Case Study: Product Management for voting issue resolution

When: Winter/Spring 2023

Problem space:

The Lawyers Committee for Civil Rights runs the US’s largest Election Protection program to monitor and address ballot-based voting interference. Between a cadre of poll-watchers, a hotline, and behind-the scenes partners on deck to correct issues, they keep track of thousands of incidents each year.

In 2020, their digital intake systems had been upgraded but still were swamped – I joined a team maintaining this project in 2022 to do a needs assessment, revise limited UIs, and revamp the tech training service. We got through without major issued but agreed: the system in place, a hodgepodge of older open source softwares and API scripts, not all of which were maintained, had to be replaced.

In 2023 I lead a product discovery, spoke to several dozen stakeholders and key users, and put together a full PRD, alongside my technical partner, and vetted contractors, which lead to the organization deciding on a new path forward and kicking off Dec 2023, ahead of the 2024 election. 

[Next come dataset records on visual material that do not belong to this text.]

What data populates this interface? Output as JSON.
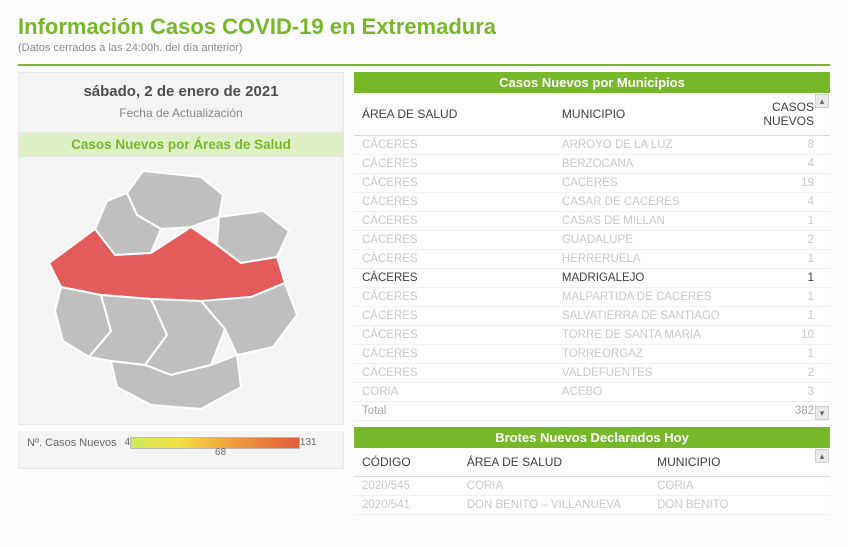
{
  "header": {
    "title": "Información Casos COVID-19 en Extremadura",
    "subtitle": "(Datos cerrados a las 24:00h. del día anterior)"
  },
  "date_panel": {
    "value": "sábado, 2 de enero de 2021",
    "label": "Fecha de Actualización"
  },
  "map_panel": {
    "title": "Casos Nuevos por Áreas de Salud",
    "legend_label": "Nº. Casos Nuevos",
    "legend_min": "4",
    "legend_mid": "68",
    "legend_max": "131",
    "map_colors": {
      "default": "#bfbfbf",
      "highlight": "#e45b5b",
      "stroke": "#ffffff"
    }
  },
  "municipios": {
    "panel_title": "Casos Nuevos por Municipios",
    "cols": {
      "area": "ÁREA DE SALUD",
      "muni": "MUNICIPIO",
      "casos": "CASOS NUEVOS"
    },
    "rows": [
      {
        "area": "CÁCERES",
        "muni": "ARROYO DE LA LUZ",
        "casos": "8",
        "hl": false
      },
      {
        "area": "CÁCERES",
        "muni": "BERZOCANA",
        "casos": "4",
        "hl": false
      },
      {
        "area": "CÁCERES",
        "muni": "CACERES",
        "casos": "19",
        "hl": false
      },
      {
        "area": "CÁCERES",
        "muni": "CASAR DE CACERES",
        "casos": "4",
        "hl": false
      },
      {
        "area": "CÁCERES",
        "muni": "CASAS DE MILLAN",
        "casos": "1",
        "hl": false
      },
      {
        "area": "CÁCERES",
        "muni": "GUADALUPE",
        "casos": "2",
        "hl": false
      },
      {
        "area": "CÁCERES",
        "muni": "HERRERUELA",
        "casos": "1",
        "hl": false
      },
      {
        "area": "CÁCERES",
        "muni": "MADRIGALEJO",
        "casos": "1",
        "hl": true
      },
      {
        "area": "CÁCERES",
        "muni": "MALPARTIDA DE CACERES",
        "casos": "1",
        "hl": false
      },
      {
        "area": "CÁCERES",
        "muni": "SALVATIERRA DE SANTIAGO",
        "casos": "1",
        "hl": false
      },
      {
        "area": "CÁCERES",
        "muni": "TORRE DE SANTA MARIA",
        "casos": "10",
        "hl": false
      },
      {
        "area": "CÁCERES",
        "muni": "TORREORGAZ",
        "casos": "1",
        "hl": false
      },
      {
        "area": "CÁCERES",
        "muni": "VALDEFUENTES",
        "casos": "2",
        "hl": false
      },
      {
        "area": "CORIA",
        "muni": "ACEBO",
        "casos": "3",
        "hl": false
      }
    ],
    "total_label": "Total",
    "total_value": "382"
  },
  "brotes": {
    "panel_title": "Brotes Nuevos Declarados Hoy",
    "cols": {
      "codigo": "CÓDIGO",
      "area": "ÁREA DE SALUD",
      "muni": "MUNICIPIO"
    },
    "rows": [
      {
        "codigo": "2020/545",
        "area": "CORIA",
        "muni": "CORIA"
      },
      {
        "codigo": "2020/541",
        "area": "DON BENITO – VILLANUEVA",
        "muni": "DON BENITO"
      }
    ]
  },
  "theme": {
    "accent": "#76b82a"
  }
}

Outcome: The program team will be able to 

  • Compress 3 softwares into 1, reducing API and technical maintenance, lessening the neds for as many contractors, as well as reducing overall complexity
  • Reduce time to correct errors from 2 minutes to under 30 seconds [edit instead of re-do]
  • Battling workflows will happen in parallel, instead of in a challenging “turf war”


  • User and stakeholder interviews to identify key journeys and points of friction
  • Jobs to be done-centered service mapping
  • Stakeholder prioritization workshops
  • Full Product Requirements document 
  • Communication, analysis of solution partners 

What came up & what I learned: :

The Election Protection program has multiple services, each of which has a different software system to address it – but until I took a system design approach, some of this nuance was missing

Most software systems were designed intelligently at their inception: but technical debt, organizational knowledge loss, software that is not maintained, systems that are pasted together with complex [yet, genius!] APIs, and a pastiche of contractors added complexity.